Cottage garden design is a populist concept. It requires no vast tracts of land, no armies of gardeners and none of the expenditures associated with the prim landscapes of baronial holdings. True cottage gardens have no formal design. It is a style that evolved from of working people’s hunger for beauty and their need to supplement meager diets with homegrown vegetables. Since land ownership was limited to the elites, workers were limited to the exiguous space immediately next to their homes. There they planted edible crops intermingled with flowering plants culled from the woods.
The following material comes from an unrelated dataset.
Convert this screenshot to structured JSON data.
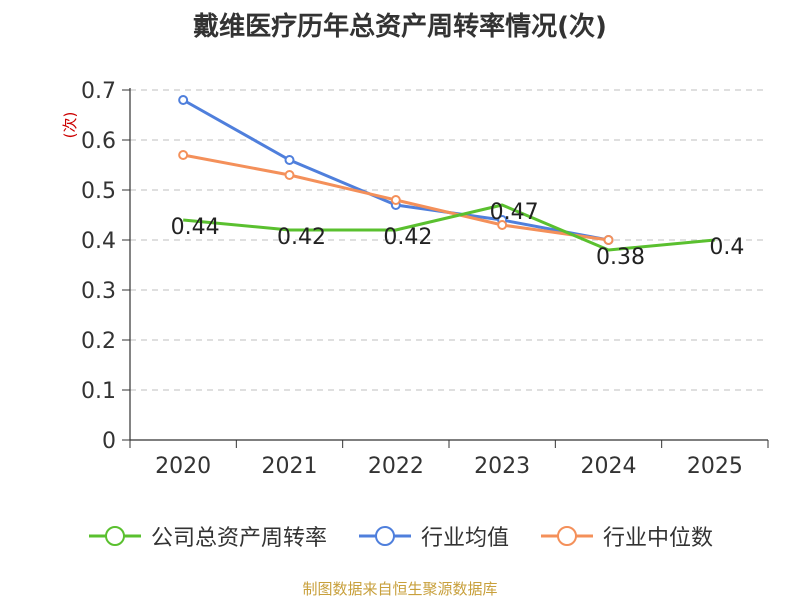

This kind of intensive gardening helps minimise labor since it suppress weeds that might compete with flowers and vegetables for water and nutrients.
There those who consider British artist and landscape architect Gertrude Jekyll the quintessential cottage gardener and it is true that in her writing she referred to cottage gardens as one of her source of inspiration, but so were the principles of the Arts and Crafts Movement–design unity, joy in labour, regionalism and individualism.
I don’t know about design unity since these very words contradict everything I have learnt about cottage gardens. As for joy in labour, I have little to say, what with the gnats on full battle mode, heat and humidity making a mockery of last week’s cool interlude. For all that, the gardens of West Virginia’s Eastern Panhandle evidence plenty of and individualism. While they evolved from the British model, the vigor of native flora alone would preclude duplication of, say, a garden in Yorkshire. In my little garden, Virginia creeper, mayapple, wild ginger and solomon’s seal are a rampant challenge to most imports. Even so, I have been able to grow flowers traditionally planted in cottage gardens–roses, columbines, dianthus, daisies, hollyhocks. Mid-May, they come into their own as shown in the photos above.